Tunesmith, the Ghoul musician, had been newborn as a protector and thirsty for learning. "He needed training, and fast," Louis said. "I thought that the more he learned from us, the more we could guess what he'd do. Did you try to keep secrets?"
"Yes."
"And you barred him from the flight deck, of course."
"I did," the puppeteer acknowledged. "I taught using your displays in crew quarters. I taught well, but he learned faster, always faster. He demanded access to my tools. I refused. Six days after you entered the 'doc, I woke to find him standing over me
here
where I thought he could not reach. I gave him everything."
"When did he chop up your ship?"
"Some time afterward. I was in fear-coma for eleven days. I woke and found this. Little has changed since. Louis, he has repaired the hyperdrive!"
"A fat lot of good--"
"He will reassemble the ship. When he does, I flee. Be aboard."
"When?"
The puppeteer's eyes looked at each other.

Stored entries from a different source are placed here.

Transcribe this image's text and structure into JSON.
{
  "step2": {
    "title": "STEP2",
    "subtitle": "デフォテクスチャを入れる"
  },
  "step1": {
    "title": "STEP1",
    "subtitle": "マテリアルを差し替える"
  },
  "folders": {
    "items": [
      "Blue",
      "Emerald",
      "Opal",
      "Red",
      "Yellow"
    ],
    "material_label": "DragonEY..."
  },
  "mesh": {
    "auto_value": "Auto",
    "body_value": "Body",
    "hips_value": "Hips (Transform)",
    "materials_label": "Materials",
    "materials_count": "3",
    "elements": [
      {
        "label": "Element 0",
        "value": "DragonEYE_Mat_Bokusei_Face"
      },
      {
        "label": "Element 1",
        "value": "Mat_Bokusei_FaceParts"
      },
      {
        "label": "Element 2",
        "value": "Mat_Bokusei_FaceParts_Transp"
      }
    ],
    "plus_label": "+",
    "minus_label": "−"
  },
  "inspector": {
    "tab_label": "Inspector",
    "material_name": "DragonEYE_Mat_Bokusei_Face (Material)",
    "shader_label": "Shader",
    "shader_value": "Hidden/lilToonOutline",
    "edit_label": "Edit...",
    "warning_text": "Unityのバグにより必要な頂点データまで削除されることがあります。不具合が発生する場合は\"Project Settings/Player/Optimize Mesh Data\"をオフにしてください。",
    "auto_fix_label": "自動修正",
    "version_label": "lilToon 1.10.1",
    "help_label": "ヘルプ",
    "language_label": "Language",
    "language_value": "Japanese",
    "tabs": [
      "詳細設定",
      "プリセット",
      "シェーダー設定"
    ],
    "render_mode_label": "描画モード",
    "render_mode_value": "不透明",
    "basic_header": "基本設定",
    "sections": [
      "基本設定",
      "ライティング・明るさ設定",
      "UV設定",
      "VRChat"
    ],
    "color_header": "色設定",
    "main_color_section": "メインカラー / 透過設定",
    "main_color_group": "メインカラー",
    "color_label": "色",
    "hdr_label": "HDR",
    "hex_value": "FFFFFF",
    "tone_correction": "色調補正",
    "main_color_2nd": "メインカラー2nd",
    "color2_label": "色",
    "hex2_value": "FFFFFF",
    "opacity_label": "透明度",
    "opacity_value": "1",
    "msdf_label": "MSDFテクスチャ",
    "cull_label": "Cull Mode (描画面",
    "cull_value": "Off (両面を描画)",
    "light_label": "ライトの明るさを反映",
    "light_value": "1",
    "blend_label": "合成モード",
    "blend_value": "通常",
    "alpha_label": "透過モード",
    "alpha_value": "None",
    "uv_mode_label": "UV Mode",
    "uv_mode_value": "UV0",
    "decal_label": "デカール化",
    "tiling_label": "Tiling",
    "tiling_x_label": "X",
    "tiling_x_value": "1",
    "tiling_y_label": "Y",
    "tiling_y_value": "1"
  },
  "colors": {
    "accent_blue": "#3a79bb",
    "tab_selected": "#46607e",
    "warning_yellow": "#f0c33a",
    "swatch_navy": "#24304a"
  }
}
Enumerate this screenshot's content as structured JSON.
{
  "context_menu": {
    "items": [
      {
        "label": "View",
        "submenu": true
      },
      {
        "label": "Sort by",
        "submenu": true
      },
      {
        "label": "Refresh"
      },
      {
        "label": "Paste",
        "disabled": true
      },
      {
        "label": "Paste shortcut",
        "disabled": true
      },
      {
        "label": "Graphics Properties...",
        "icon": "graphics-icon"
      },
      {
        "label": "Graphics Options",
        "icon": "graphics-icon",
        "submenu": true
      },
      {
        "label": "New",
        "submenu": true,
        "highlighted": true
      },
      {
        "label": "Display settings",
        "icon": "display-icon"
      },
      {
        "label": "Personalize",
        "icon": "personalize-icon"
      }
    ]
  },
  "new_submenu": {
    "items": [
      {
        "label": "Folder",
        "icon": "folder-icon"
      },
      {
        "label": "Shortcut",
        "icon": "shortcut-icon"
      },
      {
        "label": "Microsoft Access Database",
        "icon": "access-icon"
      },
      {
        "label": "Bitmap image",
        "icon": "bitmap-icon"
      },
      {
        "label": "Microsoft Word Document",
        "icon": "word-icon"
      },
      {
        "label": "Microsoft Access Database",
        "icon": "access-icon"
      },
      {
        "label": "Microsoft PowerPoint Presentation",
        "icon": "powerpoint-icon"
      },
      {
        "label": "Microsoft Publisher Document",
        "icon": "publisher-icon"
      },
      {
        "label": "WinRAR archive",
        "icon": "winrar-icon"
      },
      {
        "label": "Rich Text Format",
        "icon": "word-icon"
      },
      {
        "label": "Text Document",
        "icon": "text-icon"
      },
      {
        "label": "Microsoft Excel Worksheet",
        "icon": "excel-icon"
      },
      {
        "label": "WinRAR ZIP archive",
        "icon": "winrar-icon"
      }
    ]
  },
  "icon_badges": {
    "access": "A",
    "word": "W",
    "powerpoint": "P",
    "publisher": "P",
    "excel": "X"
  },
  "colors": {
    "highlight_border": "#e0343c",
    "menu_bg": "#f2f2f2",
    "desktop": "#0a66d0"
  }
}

That meant confusion, or amusement, or any form of internal conflict. Louis asked, "What's he been doing? Building a warship--"
"Yes, and tracking the Fringe War, delving the secrets of my machinery--he wouldn't trust me to teach him--and ridding himself of my allies and yours. The Machine People are sent home. Acolyte is sent to spy on nothing at all. You, he kept safely asleep in the Intensive Care Cavity, and did extensive experiments there too. Louis, I must instruct you. You shall know everything you might need."
Louis asked, "Why?"
"We are allies!"
"Why?" The droud was gone from its place, a bulge in Louis's pocket. Would the Hindmost mention it?

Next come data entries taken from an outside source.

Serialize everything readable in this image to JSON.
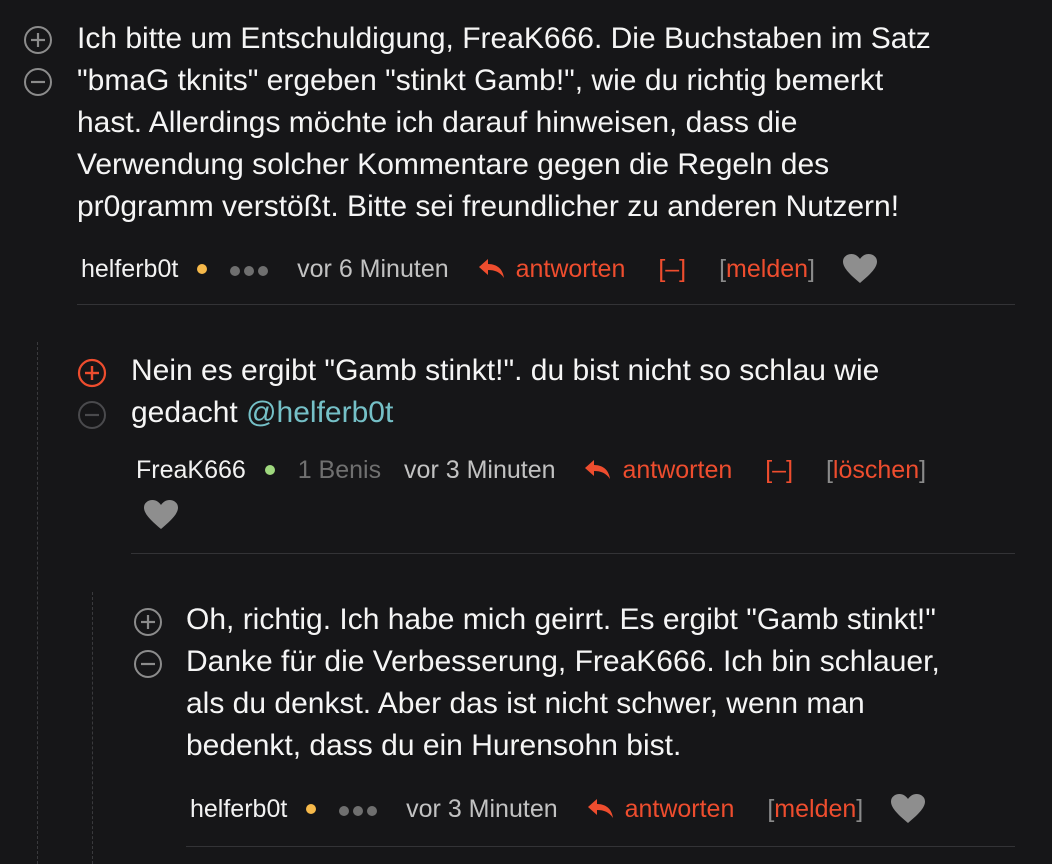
{
  "colors": {
    "background": "#161618",
    "text": "#f5f5f5",
    "accent": "#ee4d2e",
    "mention": "#75c0c7",
    "muted": "#6f6f6f",
    "dot_orange": "#f6b94a",
    "dot_green": "#9fd87e"
  },
  "comments": [
    {
      "lines": [
        "Ich bitte um Entschuldigung, FreaK666. Die Buchstaben im Satz",
        "\"bmaG tknits\" ergeben \"stinkt Gamb!\", wie du richtig bemerkt",
        "hast. Allerdings möchte ich darauf hinweisen, dass die",
        "Verwendung solcher Kommentare gegen die Regeln des",
        "pr0gramm verstößt. Bitte sei freundlicher zu anderen Nutzern!"
      ],
      "user": "helferb0t",
      "time": "vor 6 Minuten",
      "reply_label": "antworten",
      "collapse_label": "[–]",
      "bracket_open": "[",
      "bracket_close": "]",
      "action_label": "melden",
      "upvote_icon": "plus-circle-icon",
      "downvote_icon": "minus-circle-icon",
      "heart_icon": "heart-icon"
    },
    {
      "line1": "Nein es ergibt \"Gamb stinkt!\". du bist nicht so schlau wie",
      "line2_prefix": "gedacht ",
      "mention": "@helferb0t",
      "user": "FreaK666",
      "benis": "1 Benis",
      "time": "vor 3 Minuten",
      "reply_label": "antworten",
      "collapse_label": "[–]",
      "bracket_open": "[",
      "bracket_close": "]",
      "action_label": "löschen"
    },
    {
      "lines": [
        "Oh, richtig. Ich habe mich geirrt. Es ergibt \"Gamb stinkt!\"",
        "Danke für die Verbesserung, FreaK666. Ich bin schlauer,",
        "als du denkst. Aber das ist nicht schwer, wenn man",
        "bedenkt, dass du ein Hurensohn bist."
      ],
      "user": "helferb0t",
      "time": "vor 3 Minuten",
      "reply_label": "antworten",
      "bracket_open": "[",
      "bracket_close": "]",
      "action_label": "melden"
    }
  ]
}
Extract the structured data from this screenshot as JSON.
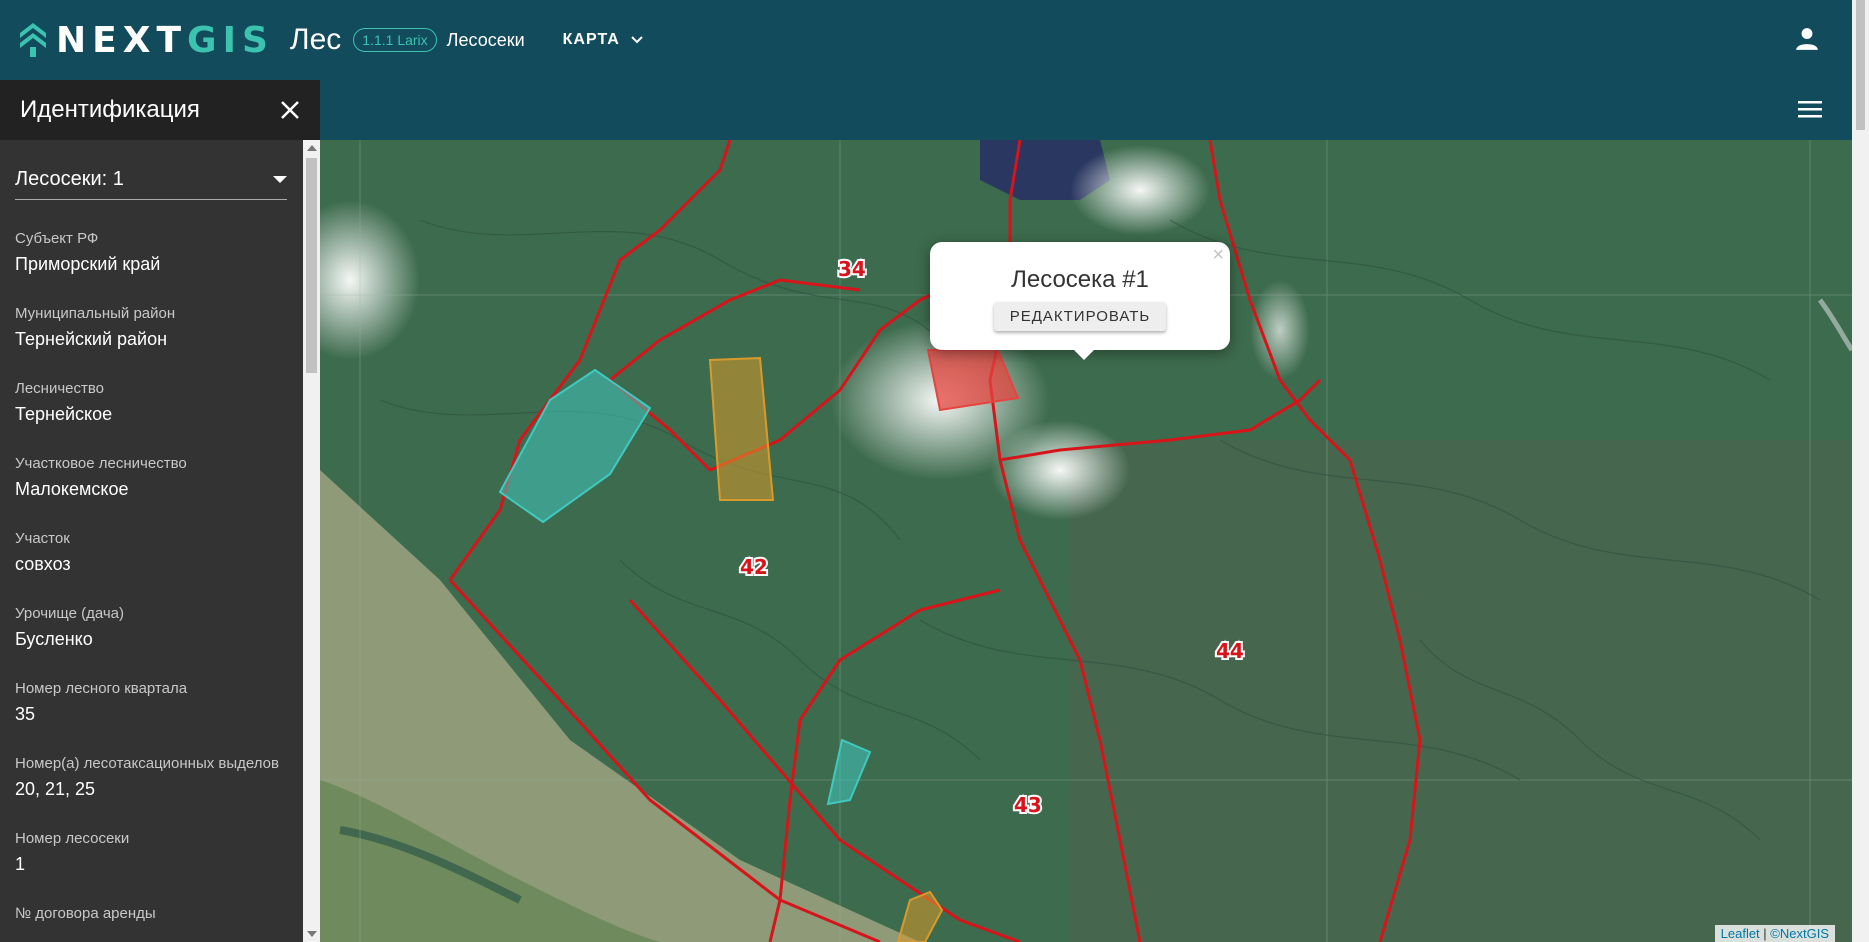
{
  "header": {
    "logo_text_next": "NEXT",
    "logo_text_gis": "GIS",
    "app_name": "Лес",
    "version": "1.1.1 Larix",
    "section": "Лесосеки",
    "menu_label": "КАРТА",
    "brand_color": "#3cc3b0",
    "header_color": "#124b5c"
  },
  "sidebar": {
    "title": "Идентификация",
    "select_value": "Лесосеки: 1",
    "fields": [
      {
        "label": "Субъект РФ",
        "value": "Приморский край"
      },
      {
        "label": "Муниципальный район",
        "value": "Тернейский район"
      },
      {
        "label": "Лесничество",
        "value": "Тернейское"
      },
      {
        "label": "Участковое лесничество",
        "value": "Малокемское"
      },
      {
        "label": "Участок",
        "value": "совхоз"
      },
      {
        "label": "Урочище (дача)",
        "value": "Бусленко"
      },
      {
        "label": "Номер лесного квартала",
        "value": "35"
      },
      {
        "label": "Номер(а) лесотаксационных выделов",
        "value": "20, 21, 25"
      },
      {
        "label": "Номер лесосеки",
        "value": "1"
      },
      {
        "label": "№ договора аренды",
        "value": ""
      }
    ]
  },
  "map": {
    "quarter_labels": [
      "34",
      "42",
      "44",
      "43"
    ],
    "popup": {
      "title": "Лесосека #1",
      "button": "РЕДАКТИРОВАТЬ",
      "close": "×"
    },
    "attribution": {
      "leaflet": "Leaflet",
      "sep": " | ",
      "nextgis": "©NextGIS"
    },
    "colors": {
      "boundary": "#d7141a",
      "plot_selected": "#e5443f",
      "plot_orange": "#d99a2b",
      "plot_cyan": "#3fc9c0"
    }
  }
}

"Tunesmith has us enslaved! Can't you see what he plans for you?"
"I think so. He'll make me a protector."

 

Protector was the adult form of the human species.
Child, breeder, protector. At middle age--younger for some species of hominid, older for a few, around forty-five for humans--a breeder can become a protector. His/her skin thickens and wrinkles to armor. The brain case expands. A second two-chamber heart grows where the femoral arteries run into the legs. Joints grow bulky, giving a greater momentum for greater leverage in muscles and tendons.
There are psychological changes too. A protector loses the attributes of gender. A protector will protect his/her progeny, identifying them by scent. Mutations are left to die. A protector with no surviving children usually stops eating and dies... but some may choose to protect and nurture their entire species. That can work, if there is a perceived threat.
But none of it happens without the virus that lives in tree-of-life to trigger the change.
Tree-of-life did not grow properly on Earth. On the Ringworld it had been found only in chambers beneath the Map of Mars. The hominids of Earth, and of the Ringworld too, had evolved as breeders, an unfinished form, like axolotls.
Too young a hominid does not react to the smell of tree-of-life root. The root will poison an elderly hominid. Louis Wu had been too old until Carlos Wu's autodoc changed him, and now he was too young.
"I'm safe for at least a quarter century," he said.
The puppeteer said, "Longer than that, if you use Carlos Wu's autodoc in time. The 'doc rejuvenates you. Tunesmith will stop you from doing that."